Pada tahun 2021, Kementerian Keuangan menyiapkan anggaran senilai Rp15,36 triliun untuk program Banpres Produktif Usaha Mikro (BPUM), bantuan tersebut akan dibagikan kepada 12,58 juta penerima. Bahkan merespon adanya PPKM Darurat yang mulai dilaksanakan pasca munculnya gelombang kedua Covid-19 pada awal Juli 2021, Kementerian Keuangan menambah target penerima BPUM sebanyak 3 juta penerima baru. Bantuan ini diharapkan dapat membantu dan mendorong UMKM agar lebih cepat pulih serta menambah modal usaha bagi UMKM yang terdampak pandemi.
Tantangan dan Solusi
Meskipun bantuan yang diberikan oleh pemerintah sudah cukup besar, namun fakta di lapangan menunjukkan masih terdapat tantangan yang membuat program ini belum maksimal, salah satunya adalah belum diketahuinya program-program bantuan ini oleh semua UMKM yang ada. Selama ini strategi sosialisasi yang digunakan pemerintah adalah melalui jalur formal, seperti dinas terkait atau perbankan, sehingga UMKM yang tidak memiliki akses ke perbankan belum terakomodir oleh program bantuan ini. Â Hasil survei dari Kemeterian PPN/Bappenas menunjukkan bahwa sebagian besar usaha mikro tidak mengetahui adanya program PEN atau tidak mengetahui cara mengaksesnya.
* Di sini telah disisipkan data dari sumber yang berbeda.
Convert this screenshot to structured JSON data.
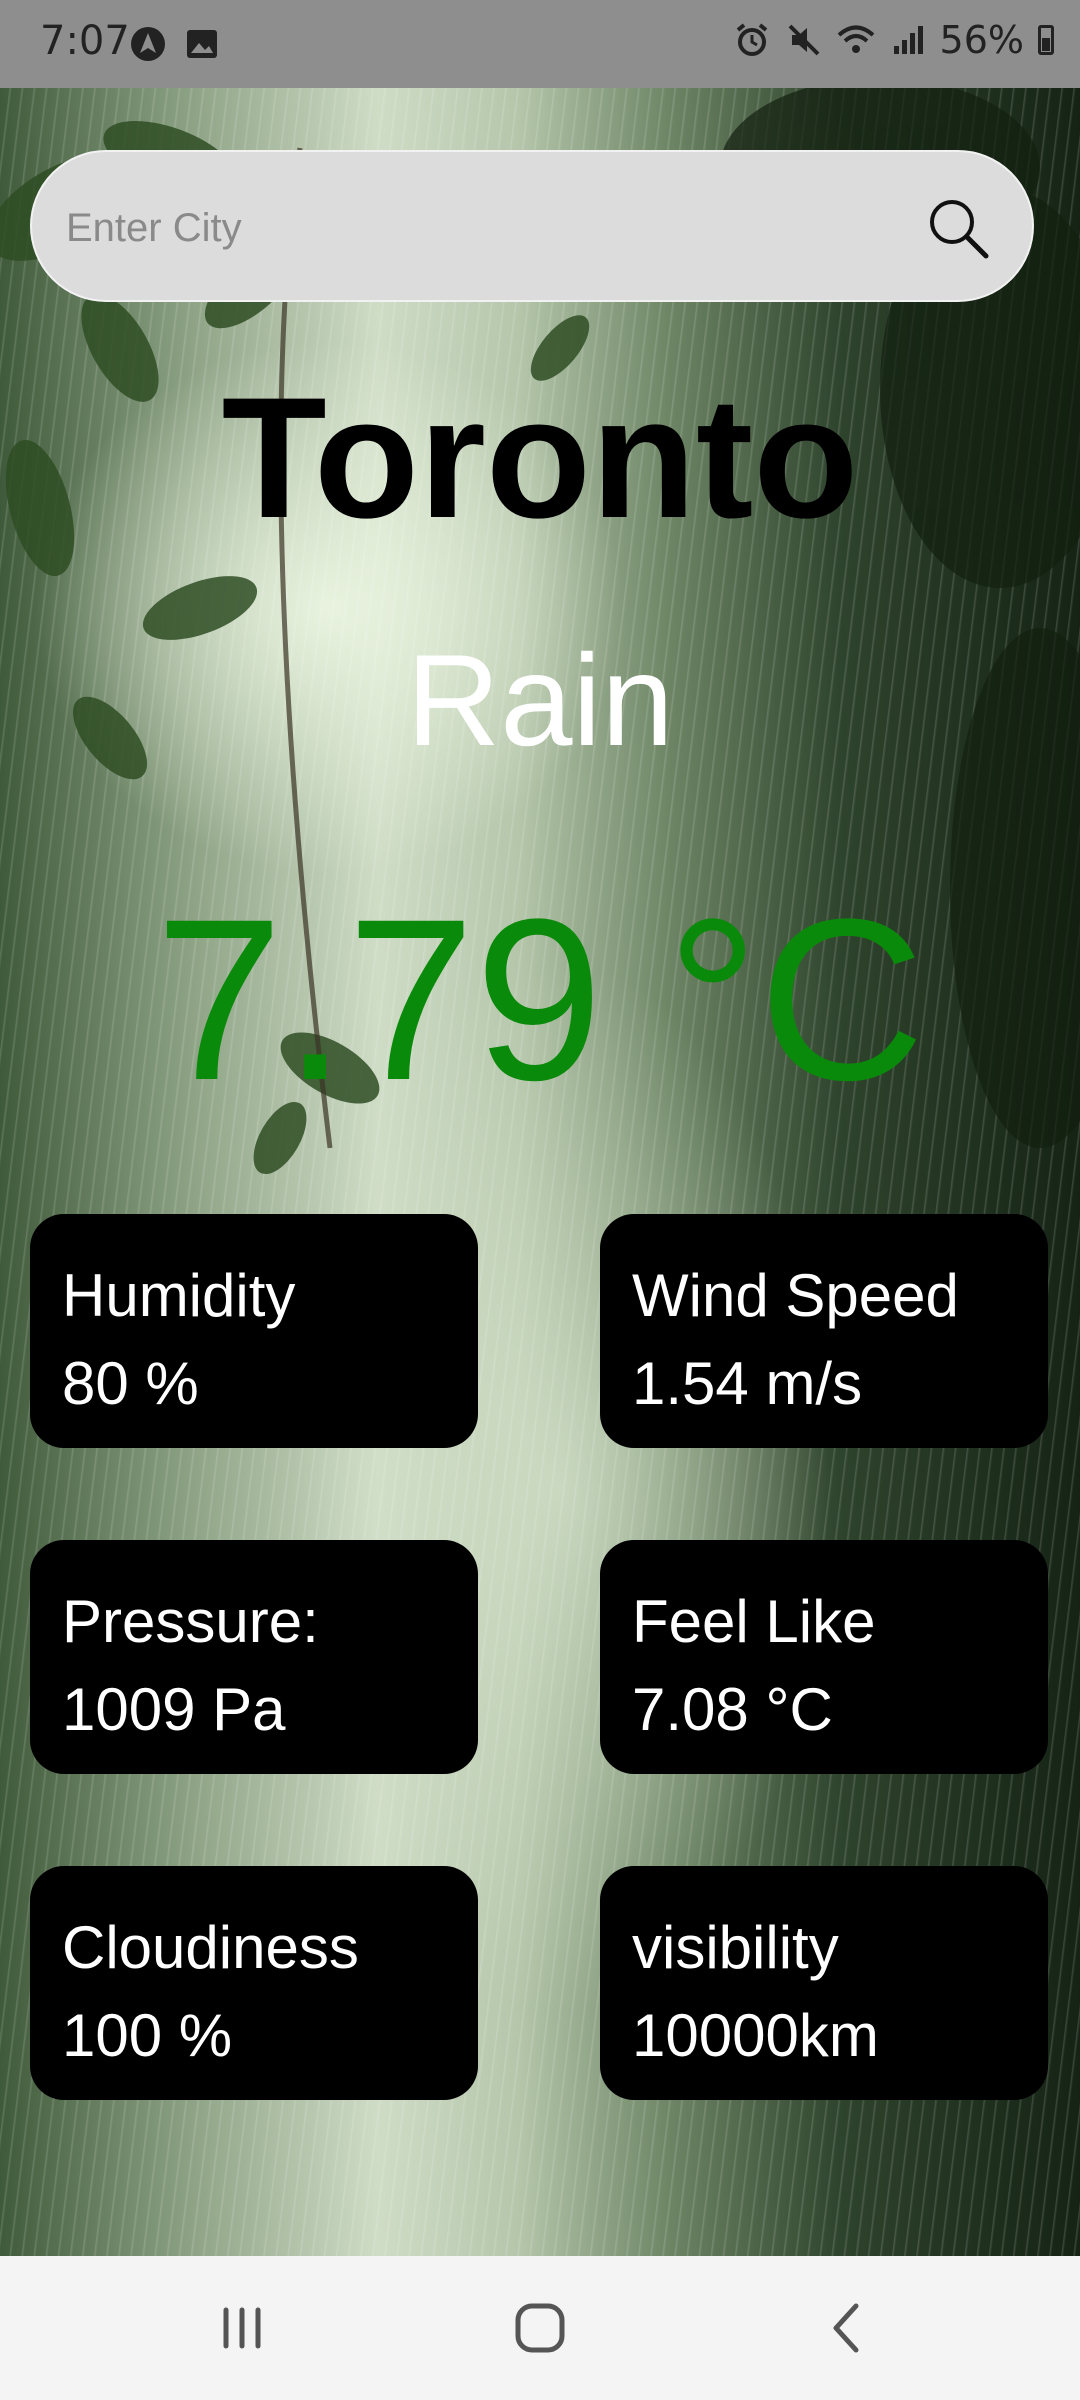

Terlebih ketika adanya pandemi ini, tercipta 2,6-3,7 juta pengangguran baru yang sebagian diantaranya diperkirakan beralih membuka usaha dan menjadi UMKM baru yang masih memerlukan bimbingan dan sosialisasi mendalam.
Beberapa upaya yang bisa dilakukan untuk lebih memperkuat pelaksanaan PEN dan BPUM yang diberikan oleh pemerintah, beberapa hal yang harus dilakukan di antaranya adalah membangun basis data UMKM yang riil dan aktual agar penyaluran lebih tepat sasaran, meningkatkan sosialisasi program secara lebih merata dengan melibatkan komunitas-komunitas UMKM, melakukan pendampingan UMKM secara lebih komprehensif, membangun komunitas yang peduli UMKM untuk meningkatkan sosialisasi secara non-formal, dan peningkatan sinergi antar Kementerian/Lembaga yang bertanggungjawab atas pendistribusian bantuan serta koordinasi antara Pemerintah Pusat dan Pemerintah Daerah.